Пока я приходил в себя от изумления, титры кончились, и камера показала панораму Вашингтона, плавно переходящую в обычную тель-авивскую толкотню. Оператор спустился от Белого дома на площадь Вашингтона, за ней почему-то начиналась улица Алленби, где на углу с улицей Алия я успел разглядеть знакомую проститутку, с которой здоровался каждый день. Она неизменно спрашивала меня "ата роце?", и я традиционно отвечал "эйн ли зман", каждый раз давая себе слово, что завтра непременно... Она и сейчас сделала было движение в мою сторону, но камера двигалась слишком быстро, и мы успели только обменяться взглядами.
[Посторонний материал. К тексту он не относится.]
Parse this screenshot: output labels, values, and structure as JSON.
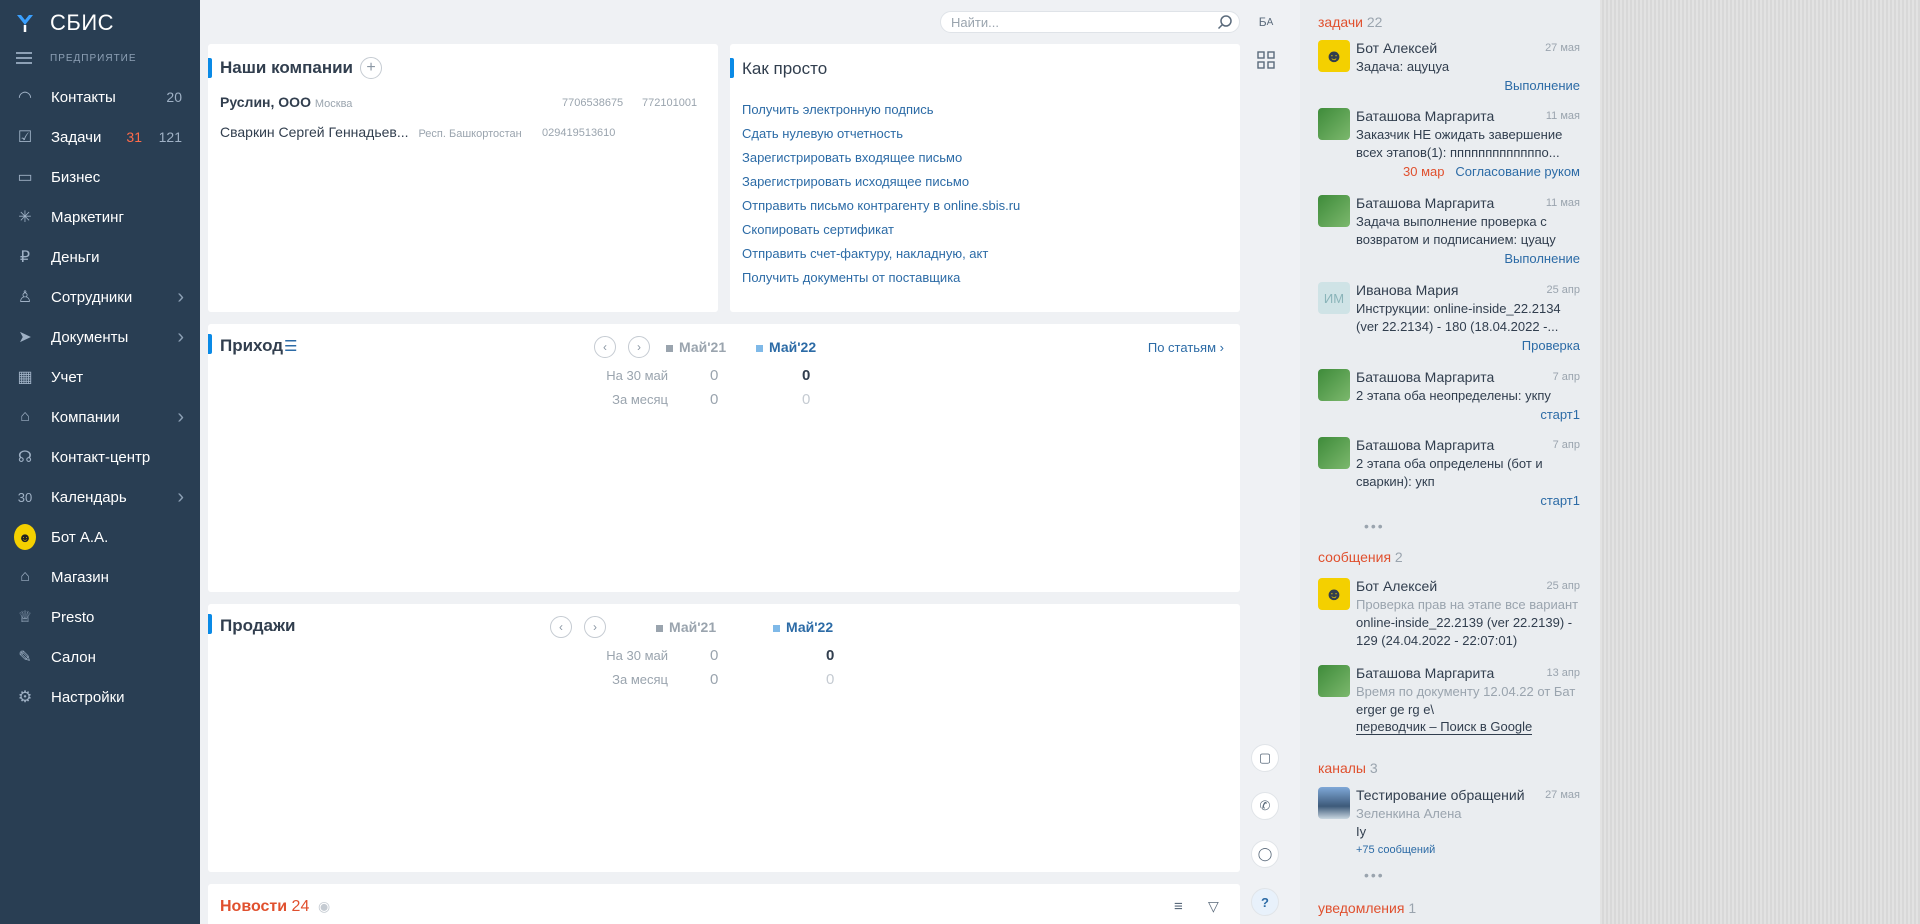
{
  "sidebar": {
    "logo": "СБИС",
    "section_caption": "ПРЕДПРИЯТИЕ",
    "items": [
      {
        "label": "Контакты",
        "count": "20"
      },
      {
        "label": "Задачи",
        "count_red": "31",
        "count": "121"
      },
      {
        "label": "Бизнес"
      },
      {
        "label": "Маркетинг"
      },
      {
        "label": "Деньги"
      },
      {
        "label": "Сотрудники",
        "chevron": true
      },
      {
        "label": "Документы",
        "chevron": true
      },
      {
        "label": "Учет"
      },
      {
        "label": "Компании",
        "chevron": true
      },
      {
        "label": "Контакт-центр"
      },
      {
        "label": "Календарь",
        "icon_text": "30",
        "chevron": true
      },
      {
        "label": "Бот А.А."
      },
      {
        "label": "Магазин"
      },
      {
        "label": "Presto"
      },
      {
        "label": "Салон"
      },
      {
        "label": "Настройки"
      }
    ]
  },
  "search": {
    "placeholder": "Найти..."
  },
  "companies": {
    "title": "Наши компании",
    "rows": [
      {
        "name": "Руслин, ООО",
        "region": "Москва",
        "inn": "7706538675",
        "kpp": "772101001"
      },
      {
        "name": "Сваркин Сергей Геннадьев...",
        "region": "Респ. Башкортостан",
        "inn": "029419513610",
        "kpp": ""
      }
    ]
  },
  "howto": {
    "title": "Как просто",
    "links": [
      "Получить электронную подпись",
      "Сдать нулевую отчетность",
      "Зарегистрировать входящее письмо",
      "Зарегистрировать исходящее письмо",
      "Отправить письмо контрагенту в online.sbis.ru",
      "Скопировать сертификат",
      "Отправить счет-фактуру, накладную, акт",
      "Получить документы от поставщика"
    ]
  },
  "income": {
    "title": "Приход",
    "period_a": "Май'21",
    "period_b": "Май'22",
    "by_items": "По статьям",
    "row1_label": "На 30 май",
    "row1_a": "0",
    "row1_b": "0",
    "row2_label": "За месяц",
    "row2_a": "0",
    "row2_b": "0"
  },
  "sales": {
    "title": "Продажи",
    "period_a": "Май'21",
    "period_b": "Май'22",
    "row1_label": "На 30 май",
    "row1_a": "0",
    "row1_b": "0",
    "row2_label": "За месяц",
    "row2_a": "0",
    "row2_b": "0"
  },
  "news": {
    "title": "Новости",
    "count": "24"
  },
  "rightpanel": {
    "tasks_label": "задачи",
    "tasks_count": "22",
    "tasks": [
      {
        "who": "Бот Алексей",
        "date": "27 мая",
        "text": "Задача: ацуцуа",
        "status": "Выполнение"
      },
      {
        "who": "Баташова Маргарита",
        "date": "11 мая",
        "text": "Заказчик НЕ ожидать завершение всех этапов(1): пппппппппппппо...",
        "due": "30 мар",
        "status": "Согласование руком"
      },
      {
        "who": "Баташова Маргарита",
        "date": "11 мая",
        "text": "Задача выполнение проверка с возвратом и подписанием: цуацу",
        "status": "Выполнение"
      },
      {
        "who": "Иванова Мария",
        "initials": "ИМ",
        "date": "25 апр",
        "text": "Инструкции: online-inside_22.2134 (ver 22.2134) - 180 (18.04.2022 -...",
        "status": "Проверка"
      },
      {
        "who": "Баташова Маргарита",
        "date": "7 апр",
        "text": "2 этапа оба неопределены: укпу",
        "status": "старт1"
      },
      {
        "who": "Баташова Маргарита",
        "date": "7 апр",
        "text": "2 этапа оба определены (бот и сваркин): укп",
        "status": "старт1"
      }
    ],
    "messages_label": "сообщения",
    "messages_count": "2",
    "messages": [
      {
        "who": "Бот Алексей",
        "date": "25 апр",
        "muted": "Проверка прав на этапе все вариант",
        "text": "online-inside_22.2139 (ver 22.2139) - 129 (24.04.2022 - 22:07:01)"
      },
      {
        "who": "Баташова Маргарита",
        "date": "13 апр",
        "muted": "Время по документу 12.04.22 от Бат",
        "text": "erger ge rg e\\",
        "link": "переводчик – Поиск в Google"
      }
    ],
    "channels_label": "каналы",
    "channels_count": "3",
    "channel": {
      "who": "Тестирование обращений",
      "date": "27 мая",
      "author": "Зеленкина Алена",
      "text": "Iy",
      "more": "+75 сообщений"
    },
    "notifications_label": "уведомления",
    "notifications_count": "1"
  },
  "colors": {
    "sidebar": "#293e53",
    "accent": "#0a8ae6",
    "link": "#2c6ba6",
    "section": "#e0502e"
  }
}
Вот тогда-то со стороны улицы Иегуды Ха-Леви и возникла главная героиня фильма Дана Оливер. То есть, я имею в виду... Нет, господа, именно Дана Оливер, не будем, в конце концов, идти на поводу у режиссера. То есть, наоборот, я хотел сказать - давайте следовать режиссерскому замыслу и не отвлекаться на личное.
А лысого марокканца, кстати, звали Нахмани, это я почему-то понял, искоса поглядев на его мощную короткую шею. И хотя сей господин меня совершенно не интересовал, я подумал, что нам предстоит встретиться, и очень скоро.

Моя обязанность как рецензента, я понимаю, заключается не в том, чтобы пересказывать сюжетные линии фильма. Но уникальность данной ленты как раз в том и состоит, что содержание, как бы это помягче выразиться, вовсе не определяется режиссерской концепцией. Во всяком случае, не только ею.
Должен сказать, что эстетическая позиция режиссера показалась мне в этом начальном эпизоде немного устаревшей. Этакий постмодернистский кунштюк, явно привнесенный из традиций кинематрографа времен Бунюэля и Феллини. Впрочем, по части вкуса, надо отметить, Маклендер не дотягивает... ну да не в том дело.
Итак, Рон Даркон и Дана Оливер встречаются на углу улиц Алленби и Иегуды Ха-Леви, причем вдали, как вы помните, виден Капитолийский холм с Белым домом на вершине. Я понимаю, что это символ. Но пусть и меня как зрителя поймет режиссер - вот я с Натали, то есть Рон с Даной, вот мы, то есть они, стоят - встретились после трехлетней разлуки. Перекресток. Рамзор. С обеих сторон электромобили воют как бабуины при случке. Капитолий опять же. Знакомая проститутка на заднем плане.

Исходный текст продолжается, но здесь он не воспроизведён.